In particolare, l’istante è una banca che effettua annualmente erogazioni liberali nei confronti di una fondazione, della quale la stessa banca è socio fondatore. La fondazione è regolarmente iscritta nel registro delle persone giuridiche, non ha scopo di lucro ed opera sia a livello nazionale, che internazionale.

L’Agenzia delle Entrate ha, in primo luogo, richiamato l’articolo 100, comma 2, lett. a), del TUIR che prevede la deducibilità delle erogazioni liberali effettuate in favore di persone giuridiche che perseguono esclusivamente finalità di educazione, istruzione, ricreazione, assistenza sociale e sanitaria o di culto o finalità di ricerca scientifica, per un ammontare complessivamente non superiore al 2 % del reddito d’impresa dichiarato.

Le erogazioni liberali, pertanto, non sono deducibili qualora il beneficiario eserciti un’attività lucrativa.

L’Agenzia delle Entrate ha, però, altresì, precisato che il soggetto beneficiario delle erogazioni liberali può porre in essere delle attività qualificabili, sotto il profilo fiscale, come commerciali, purché si tratti di attività svolte in attuazione delle finalità predette e con modalità e finalità non lucrative.

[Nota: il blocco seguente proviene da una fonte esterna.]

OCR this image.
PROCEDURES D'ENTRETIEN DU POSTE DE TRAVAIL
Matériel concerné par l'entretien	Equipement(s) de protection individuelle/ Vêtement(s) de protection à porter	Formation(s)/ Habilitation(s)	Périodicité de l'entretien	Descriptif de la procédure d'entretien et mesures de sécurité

L’assenza del fine di lucro deve risultare da un’espressa previsione statutaria e deve realizzarsi nella concreta attività svolta, anche attraverso la destinazione del patrimonio e degli utili, che non possono essere ripartiti, alle medesime finalità sociali perseguite dall’ente.

Nel caso di specie, la fondazione destinataria delle erogazioni liberali si occupa a sua volta di erogare delle somme in favore di soggetti che svolgono le attività che sono tutelate dalla disposizione predetta.

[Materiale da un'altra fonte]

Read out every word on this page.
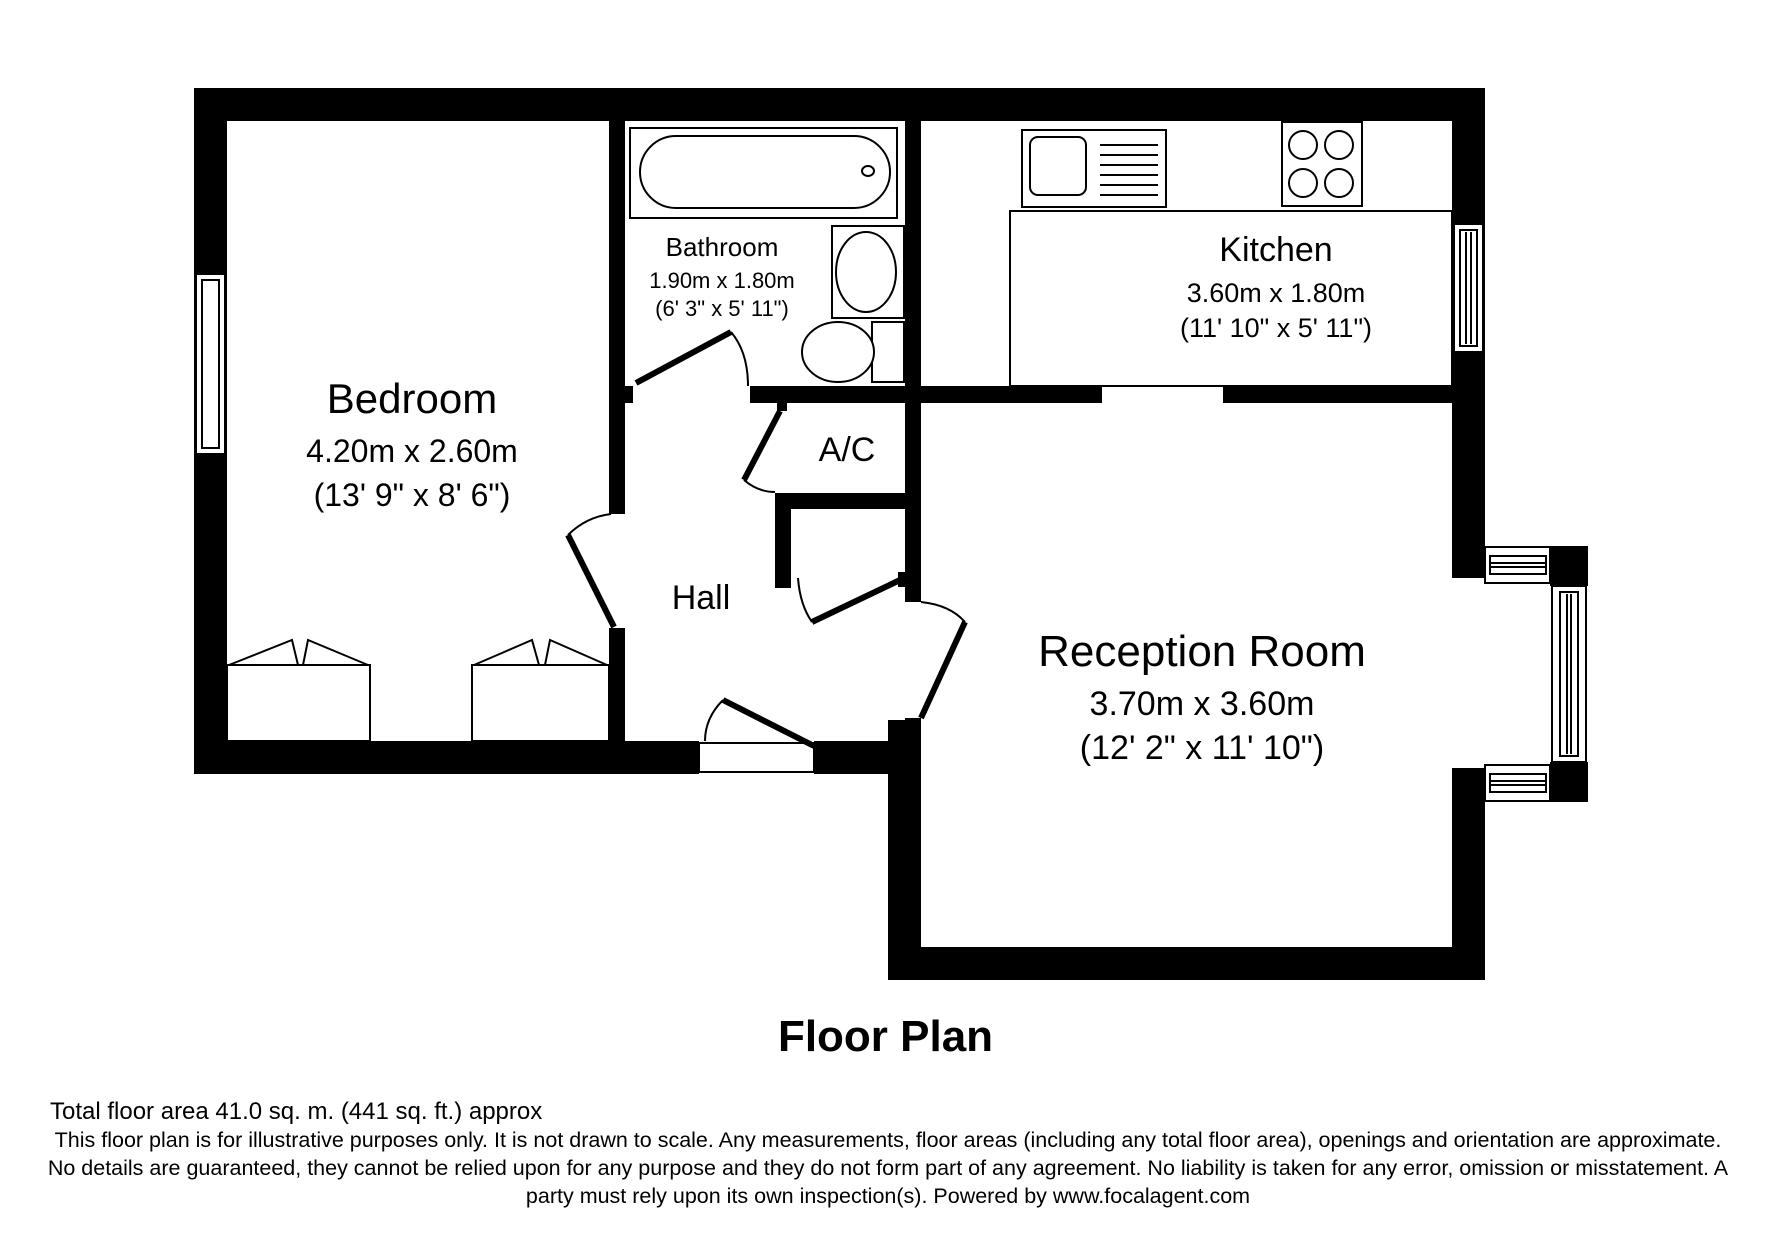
Bedroom
4.20m x 2.60m
(13' 9" x 8' 6")
Bathroom
1.90m x 1.80m
(6' 3" x 5' 11")
Kitchen
3.60m x 1.80m
(11' 10" x 5' 11")
A/C
Hall
Reception Room
3.70m x 3.60m
(12' 2" x 11' 10")
Floor Plan

Total floor area 41.0 sq. m. (441 sq. ft.) approx

This floor plan is for illustrative purposes only. It is not drawn to scale. Any measurements, floor areas (including any total floor area), openings and orientation are approximate. No details are guaranteed, they cannot be relied upon for any purpose and they do not form part of any agreement. No liability is taken for any error, omission or misstatement. A party must rely upon its own inspection(s). Powered by www.focalagent.com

La fondazione, più in particolare, interviene a sostegno di progetti in settori riconducibili tra quelli previsti dall’articolo 100, comma 2, lett. a), del TUIR, sia pur realizzati da soggetti terzi. Ciò non esclude l’applicabilità della disposizione relativa alla deducibilità delle erogazioni liberali, purché i soggetti terzi abbiano gli stessi requisiti dei soggetti destinatari delle erogazioni liberali previste dall’articolo 100, comma 2, lett. a), del TUIR (personalità giuridica, finalità non lucrative e perseguimento esclusivo delle finalità individuate nella disposizione) e purché i soggetti terzi realizzino direttamente i progetti. Non è consentito, infatti, che vi siano erogazioni a catena con molteplici passaggi di denaro da un ente all’altro.

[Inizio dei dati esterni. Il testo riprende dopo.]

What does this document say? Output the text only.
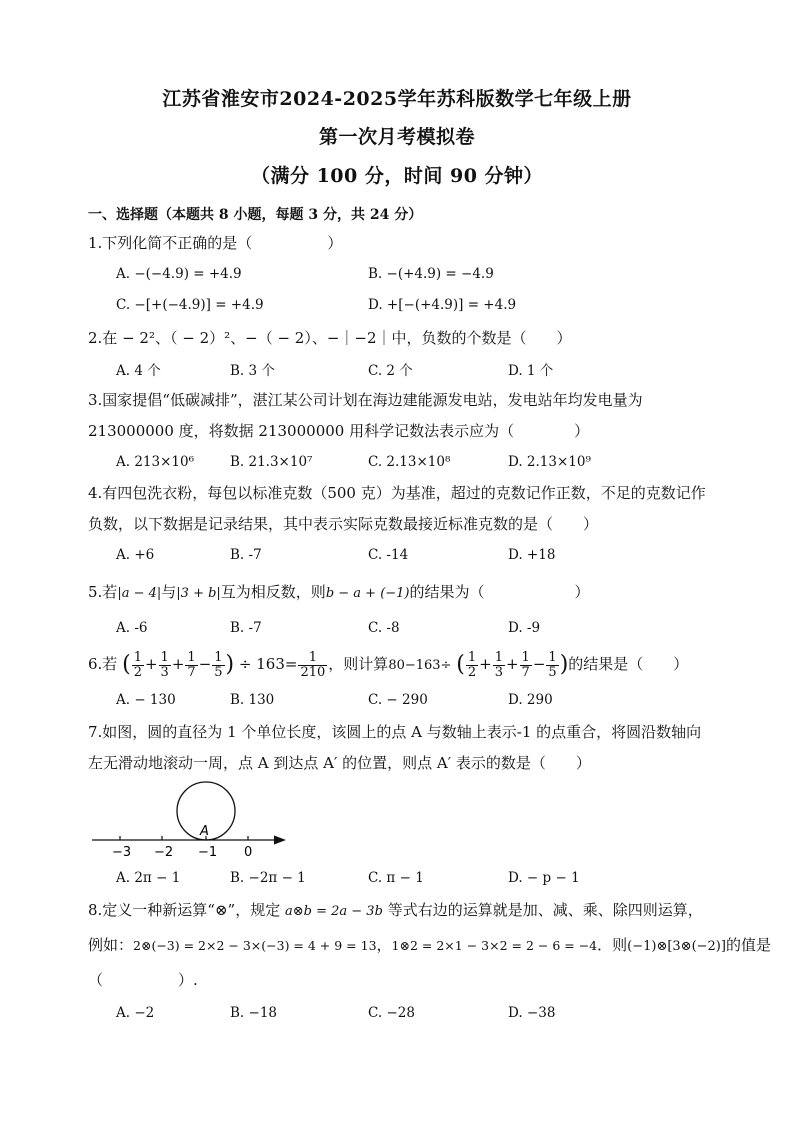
江苏省淮安市2024-2025学年苏科版数学七年级上册
第一次月考模拟卷
（满分 100 分，时间 90 分钟）
一、选择题（本题共 8 小题，每题 3 分，共 24 分）
1.下列化简不正确的是（　　　　　）
A. −(−4.9) = +4.9	B. −(+4.9) = −4.9
C. −[+(−4.9)] = +4.9	D. +[−(+4.9)] = +4.9
2.在 − 2²、（ − 2）²、−（ − 2）、−｜−2｜中，负数的个数是（　　）
A. 4 个	B. 3 个	C. 2 个	D. 1 个
3.国家提倡“低碳减排”，湛江某公司计划在海边建能源发电站，发电站年均发电量为
213000000 度，将数据 213000000 用科学记数法表示应为（　　　　）
A. 213×10⁶	B. 21.3×10⁷	C. 2.13×10⁸	D. 2.13×10⁹
4.有四包洗衣粉，每包以标准克数（500 克）为基准，超过的克数记作正数，不足的克数记作
负数，以下数据是记录结果，其中表示实际克数最接近标准克数的是（　　）
A. +6	B. -7	C. -14	D. +18
5.若|a − 4|与|3 + b|互为相反数，则b − a + (−1)的结果为（　　　　　　）
A. -6	B. -7	C. -8	D. -9
6.若 ( $\frac{1}{2} + \frac{1}{3} + \frac{1}{7} - \frac{1}{5}$ ) ÷ $163= \frac{1}{210}$ ，则计算80−163÷ ( $\frac{1}{2} + \frac{1}{3} + \frac{1}{7} - \frac{1}{5}$ )的结果是（　　）
A. − 130	B. 130	C. − 290	D. 290
7.如图，圆的直径为 1 个单位长度，该圆上的点 A 与数轴上表示-1 的点重合，将圆沿数轴向
左无滑动地滚动一周，点 A 到达点 A′ 的位置，则点 A′ 表示的数是（　　）
A
−3 −2 −1 0
A. 2π − 1	B. −2π − 1	C. π − 1	D. − p − 1
8.定义一种新运算“⊗”，规定 a⊗b = 2a − 3b 等式右边的运算就是加、减、乘、除四则运算，
例如：2⊗(−3) = 2×2 − 3×(−3) = 4 + 9 = 13，1⊗2 = 2×1 − 3×2 = 2 − 6 = −4．则(−1)⊗[3⊗(−2)]的值是
（　　　　　）.
A. −2	B. −18	C. −28	D. −38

La donazione deve essere tracciabile, nelle diverse fasi, attraverso strumenti bancari e postali nei quali sia evidenziata la particolare causale del versamento. Inoltre, i progetti che vengono realizzati dai soggetti terzi destinatari delle somme erogate dalla fondazione devono essere già definiti prima dell’effettuazione dell’erogazione da parte dell’istante alla fondazione.